You have for the third time dodged my point concerning the part that says:
Louis Weeks
301

So, you’ve given up obsessively asserting something that was clearly untrue. I’m going to count this as personal growth for you. Well done.

So, let’s get to what you seem to think is some absolute proof.

The right of the people

This, on its own, doesn’t say anything. The right of the people to what?

The right of the people to keep and bear arms

Ok, that’s helpful. This seems to express a right to possess arms. If that’s all the amendment says, I guess we could stop here. Oh. Wait. There’s more.

A well regulated militia being necessary to the security of a free state, the right of the people to keep and bear arms, shall not be infringed.

Ah. Now we have the full statement. So apparently, the right to keep and bear arms has the stated purpose of maintaining a well regulated militia. Interesting…

Clearly then, a few things are unavoidably true.

First, clearly, the militia must be well regulated. And as we’ve now established, the well regulated militia is answerable to the state government, unless the militia had been called for national duty.

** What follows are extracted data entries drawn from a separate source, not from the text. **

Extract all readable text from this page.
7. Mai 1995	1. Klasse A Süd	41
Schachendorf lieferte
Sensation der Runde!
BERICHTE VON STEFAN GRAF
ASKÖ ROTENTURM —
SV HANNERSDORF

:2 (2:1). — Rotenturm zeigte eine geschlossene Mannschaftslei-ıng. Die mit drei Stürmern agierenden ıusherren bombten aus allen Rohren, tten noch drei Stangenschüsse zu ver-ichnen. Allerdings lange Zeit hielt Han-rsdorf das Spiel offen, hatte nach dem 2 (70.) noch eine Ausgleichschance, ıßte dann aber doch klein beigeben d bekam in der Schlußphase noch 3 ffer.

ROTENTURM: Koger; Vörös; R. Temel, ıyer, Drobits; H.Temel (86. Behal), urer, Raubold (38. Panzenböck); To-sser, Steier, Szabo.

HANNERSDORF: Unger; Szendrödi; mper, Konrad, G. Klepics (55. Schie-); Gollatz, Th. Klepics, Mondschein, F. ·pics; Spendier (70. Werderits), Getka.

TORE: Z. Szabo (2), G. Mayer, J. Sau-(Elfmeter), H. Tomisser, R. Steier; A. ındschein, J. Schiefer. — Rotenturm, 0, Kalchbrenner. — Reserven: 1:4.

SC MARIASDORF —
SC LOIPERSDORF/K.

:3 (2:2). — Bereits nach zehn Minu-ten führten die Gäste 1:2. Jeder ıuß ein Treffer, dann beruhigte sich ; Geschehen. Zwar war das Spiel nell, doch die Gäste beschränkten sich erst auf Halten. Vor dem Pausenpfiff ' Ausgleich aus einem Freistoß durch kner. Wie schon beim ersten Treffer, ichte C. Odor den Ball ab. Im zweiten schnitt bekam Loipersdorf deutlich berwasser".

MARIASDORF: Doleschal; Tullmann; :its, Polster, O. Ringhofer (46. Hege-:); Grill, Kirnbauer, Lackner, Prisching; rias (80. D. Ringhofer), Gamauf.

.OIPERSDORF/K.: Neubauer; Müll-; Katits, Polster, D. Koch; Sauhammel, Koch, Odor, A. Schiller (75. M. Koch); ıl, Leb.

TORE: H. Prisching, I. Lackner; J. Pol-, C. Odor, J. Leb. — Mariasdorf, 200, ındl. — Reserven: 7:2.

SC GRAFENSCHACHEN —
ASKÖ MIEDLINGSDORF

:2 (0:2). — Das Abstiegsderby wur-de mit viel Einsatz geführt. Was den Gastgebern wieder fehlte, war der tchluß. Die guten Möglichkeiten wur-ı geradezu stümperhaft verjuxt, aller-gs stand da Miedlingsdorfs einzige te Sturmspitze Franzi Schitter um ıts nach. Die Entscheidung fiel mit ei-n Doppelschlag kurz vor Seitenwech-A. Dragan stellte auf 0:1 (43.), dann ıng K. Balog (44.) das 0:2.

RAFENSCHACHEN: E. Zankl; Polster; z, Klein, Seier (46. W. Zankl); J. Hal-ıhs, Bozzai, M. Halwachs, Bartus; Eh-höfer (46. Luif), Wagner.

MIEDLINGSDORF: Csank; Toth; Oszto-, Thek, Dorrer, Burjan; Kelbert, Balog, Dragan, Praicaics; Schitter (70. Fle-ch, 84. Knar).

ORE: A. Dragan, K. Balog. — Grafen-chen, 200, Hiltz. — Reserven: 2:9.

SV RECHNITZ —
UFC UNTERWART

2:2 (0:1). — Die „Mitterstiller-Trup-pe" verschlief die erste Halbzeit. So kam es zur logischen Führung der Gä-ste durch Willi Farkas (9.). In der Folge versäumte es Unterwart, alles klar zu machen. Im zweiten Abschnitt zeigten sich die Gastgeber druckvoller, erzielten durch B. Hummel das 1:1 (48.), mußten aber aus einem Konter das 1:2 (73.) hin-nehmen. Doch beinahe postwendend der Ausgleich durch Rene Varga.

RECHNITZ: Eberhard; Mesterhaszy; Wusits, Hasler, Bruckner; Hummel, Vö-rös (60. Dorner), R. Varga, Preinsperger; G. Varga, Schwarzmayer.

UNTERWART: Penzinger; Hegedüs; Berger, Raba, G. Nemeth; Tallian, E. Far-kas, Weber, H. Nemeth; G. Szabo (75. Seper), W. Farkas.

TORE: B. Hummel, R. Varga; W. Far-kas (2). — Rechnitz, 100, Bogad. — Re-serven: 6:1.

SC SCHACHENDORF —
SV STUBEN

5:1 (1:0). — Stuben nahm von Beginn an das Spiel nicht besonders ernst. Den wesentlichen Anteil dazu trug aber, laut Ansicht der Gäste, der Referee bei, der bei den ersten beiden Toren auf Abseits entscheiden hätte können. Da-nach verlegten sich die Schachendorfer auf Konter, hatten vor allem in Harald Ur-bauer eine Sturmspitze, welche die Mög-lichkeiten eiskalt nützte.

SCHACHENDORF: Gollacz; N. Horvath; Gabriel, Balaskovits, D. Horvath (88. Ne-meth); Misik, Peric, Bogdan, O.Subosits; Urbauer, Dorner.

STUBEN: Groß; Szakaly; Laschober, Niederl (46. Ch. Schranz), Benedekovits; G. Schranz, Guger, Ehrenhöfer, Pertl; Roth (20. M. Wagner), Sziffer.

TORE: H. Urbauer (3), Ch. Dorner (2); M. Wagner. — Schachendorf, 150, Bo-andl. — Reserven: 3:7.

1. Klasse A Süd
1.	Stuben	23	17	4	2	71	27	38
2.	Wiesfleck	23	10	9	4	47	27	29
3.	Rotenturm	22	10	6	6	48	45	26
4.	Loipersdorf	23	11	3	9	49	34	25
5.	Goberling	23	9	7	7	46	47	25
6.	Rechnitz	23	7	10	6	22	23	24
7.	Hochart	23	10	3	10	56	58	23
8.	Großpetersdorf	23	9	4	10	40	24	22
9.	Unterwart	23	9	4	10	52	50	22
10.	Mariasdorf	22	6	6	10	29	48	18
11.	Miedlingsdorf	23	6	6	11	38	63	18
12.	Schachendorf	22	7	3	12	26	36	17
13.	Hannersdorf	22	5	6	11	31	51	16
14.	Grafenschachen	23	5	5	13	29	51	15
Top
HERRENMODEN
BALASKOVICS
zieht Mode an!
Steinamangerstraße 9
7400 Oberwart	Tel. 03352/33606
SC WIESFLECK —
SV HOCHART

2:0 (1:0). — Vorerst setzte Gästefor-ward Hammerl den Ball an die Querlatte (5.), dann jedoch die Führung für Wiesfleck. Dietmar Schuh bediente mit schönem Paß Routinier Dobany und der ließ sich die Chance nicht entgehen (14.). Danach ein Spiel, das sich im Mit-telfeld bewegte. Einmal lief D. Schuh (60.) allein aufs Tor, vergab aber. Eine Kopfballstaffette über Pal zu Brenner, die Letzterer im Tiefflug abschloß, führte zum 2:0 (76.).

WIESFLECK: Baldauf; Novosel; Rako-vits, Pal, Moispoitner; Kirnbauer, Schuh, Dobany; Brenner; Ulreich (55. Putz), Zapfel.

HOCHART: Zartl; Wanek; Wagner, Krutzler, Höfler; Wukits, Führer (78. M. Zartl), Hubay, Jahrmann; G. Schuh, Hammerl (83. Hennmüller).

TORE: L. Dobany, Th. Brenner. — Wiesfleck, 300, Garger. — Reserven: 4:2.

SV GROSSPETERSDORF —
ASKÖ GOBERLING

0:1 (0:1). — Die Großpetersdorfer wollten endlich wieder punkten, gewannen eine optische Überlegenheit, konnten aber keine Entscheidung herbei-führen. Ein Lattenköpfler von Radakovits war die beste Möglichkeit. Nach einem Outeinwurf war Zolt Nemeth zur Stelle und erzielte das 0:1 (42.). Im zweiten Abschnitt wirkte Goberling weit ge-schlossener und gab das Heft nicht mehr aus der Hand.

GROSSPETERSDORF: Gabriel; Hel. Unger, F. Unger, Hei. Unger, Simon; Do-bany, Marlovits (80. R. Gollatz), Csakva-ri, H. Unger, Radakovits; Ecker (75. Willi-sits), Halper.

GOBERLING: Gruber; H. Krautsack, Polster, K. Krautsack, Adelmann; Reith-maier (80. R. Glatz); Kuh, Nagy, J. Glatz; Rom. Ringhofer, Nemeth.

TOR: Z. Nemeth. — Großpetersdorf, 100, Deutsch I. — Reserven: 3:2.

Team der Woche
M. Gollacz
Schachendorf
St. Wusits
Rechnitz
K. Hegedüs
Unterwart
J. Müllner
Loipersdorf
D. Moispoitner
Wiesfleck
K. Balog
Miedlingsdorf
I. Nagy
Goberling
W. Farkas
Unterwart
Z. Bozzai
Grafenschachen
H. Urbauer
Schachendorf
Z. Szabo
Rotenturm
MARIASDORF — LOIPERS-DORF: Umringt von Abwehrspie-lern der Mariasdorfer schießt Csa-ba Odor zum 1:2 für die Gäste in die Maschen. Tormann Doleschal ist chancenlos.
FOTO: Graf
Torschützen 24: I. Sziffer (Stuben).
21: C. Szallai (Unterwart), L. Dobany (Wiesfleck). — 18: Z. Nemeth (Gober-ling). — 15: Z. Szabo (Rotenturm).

Then it is answerable to the federal government.

And we can surmise, from the sentence structure, that the possession of arms that has no bearing on the maintenance of a well regulated militia is not specifically recognized.

Further then, the text specifying ‘keep and bear’ doesn’t reference ownership. Possession with the intent to bear in defense of the country is not ownership.

So, what do we have? It appears, from the text, that the possession of arms for the purpose of maintaining a well regulated militia is a protected right.

That’s the National Guard. You join the Guard. They provide you a military-grade weapon to keep and bear, with the specified purpose of mustering, training, and pledging to answer the call if the country needs you. You do not own it. You cannot sell it. But when you make the pledge, the federal government is prohibited from taking it away from you. That’s the right.

What’s not specifically included in this right?

Ownership of the arms. Because ownership of anything isn’t a right. It is a privilege of wealth. There is no asset test to exercising a right. A right cannot be subject to privilege.

Possession of arms that have no bearing on the maintenance of a well regulated militia is also not specifically protected. Regardless of ownership, if you have not pledged to answer the call, your possession of arms isn’t specifically protected.

But it does say ‘the people’. How do we reconcile a right to maintain a well regulated militia, with the people’s right to keep and bear arms?

By recognizing that all of the people have the opportunity to pledge to answer the call. Join the Guard. Pledge to answer the call. If you do, your assigned weapon is protected.

If you choose to not pledge, your possession of arms has no bearing on the maintenance of a well regulated militia. Therefore, not protected.